Neuroplasticity and You

We’re born with the major interstates and highways in place. That is, at birth, our nervous system has developed its primary trunks–the ones for breathing and simple digestion, basic reflexes and survival instincts. During the first one to two years, our nervous system continues to GROW AND GROW at a speedy clip. Local freeways and routes, parkways and boulevards and avenues, roads and lanes are all laid down as we learn to see and recognize, to respond and in turn affect our environment. Every tiny street and driveway and path is formed as part of the network of nerves we need to first move our fingers individually, then in concert to pinch and grasp, then in harmony to maneuver spoon to mouth.

All this is to say that the trillions of nerve pathways we use daily are created, grown, and developed while we are out here in the world. Indeed, our nervous system depends on external stimulus in order to form at all. It is only in response to our environment that neurons shape and stretch and arrange themselves into functional pathways. And as we repeatedly respond to the same stimulus, our bodies strengthen and reinforce the pathways that serve us, while allowing the others to wither away and disappear.
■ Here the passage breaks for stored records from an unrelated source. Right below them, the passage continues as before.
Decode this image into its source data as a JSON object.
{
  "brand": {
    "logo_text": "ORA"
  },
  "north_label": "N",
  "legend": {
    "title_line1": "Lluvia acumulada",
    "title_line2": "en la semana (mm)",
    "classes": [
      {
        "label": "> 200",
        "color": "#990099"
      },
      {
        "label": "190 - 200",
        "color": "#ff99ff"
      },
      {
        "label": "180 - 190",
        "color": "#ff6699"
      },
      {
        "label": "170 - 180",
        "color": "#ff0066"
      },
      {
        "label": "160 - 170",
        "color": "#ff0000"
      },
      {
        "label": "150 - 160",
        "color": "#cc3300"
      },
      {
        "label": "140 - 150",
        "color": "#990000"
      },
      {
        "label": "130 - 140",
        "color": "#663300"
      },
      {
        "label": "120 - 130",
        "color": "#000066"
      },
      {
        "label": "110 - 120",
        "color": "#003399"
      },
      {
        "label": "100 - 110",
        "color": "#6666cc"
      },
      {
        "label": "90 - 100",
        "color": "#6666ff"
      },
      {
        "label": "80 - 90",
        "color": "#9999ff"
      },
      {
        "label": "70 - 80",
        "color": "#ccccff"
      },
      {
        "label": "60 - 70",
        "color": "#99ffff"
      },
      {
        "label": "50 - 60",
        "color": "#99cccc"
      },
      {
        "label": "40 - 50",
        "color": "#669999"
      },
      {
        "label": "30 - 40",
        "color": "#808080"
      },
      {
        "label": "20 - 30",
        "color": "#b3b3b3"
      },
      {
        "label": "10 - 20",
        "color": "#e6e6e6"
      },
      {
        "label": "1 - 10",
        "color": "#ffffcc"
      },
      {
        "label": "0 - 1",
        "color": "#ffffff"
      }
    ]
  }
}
Neuroplasticity is the idea that our neurons are plastic and pliable. They grow and fade according to frequency of use, and they are also constantly re-forming to be more efficient and effective. Other tissue in our bodies are also plastic in this way, including the expression of our DNA, but neurons are particularly sensitive and quick to respond to change. What is most extraordinary about neuroplasticity is that it is in play throughout our lives! The assumption had been that all this neuron growing and pathway creating primarily occurred in those first couple of years of life. But we now know that neural pathways continue to adapt and develop as we age, and that NEW NEURONS CONTINUE TO GROW well into our senior years. That’s right, new neurons have been found in the brains of seventy-somethings.

So what does that mean in our lives? It means that what we need to keep our nervous system thriving is the same thing we needed to develop as infants: novel stimulus. We need to consistently present our brains and nervous systems with new challenges and new environments, whether external or internal, to navigate, to learn from, to respond to. Just as an athlete trains her body by asking more of her muscles and coordination, so our minds and neurons require variety and constant change to develop, no matter what our age.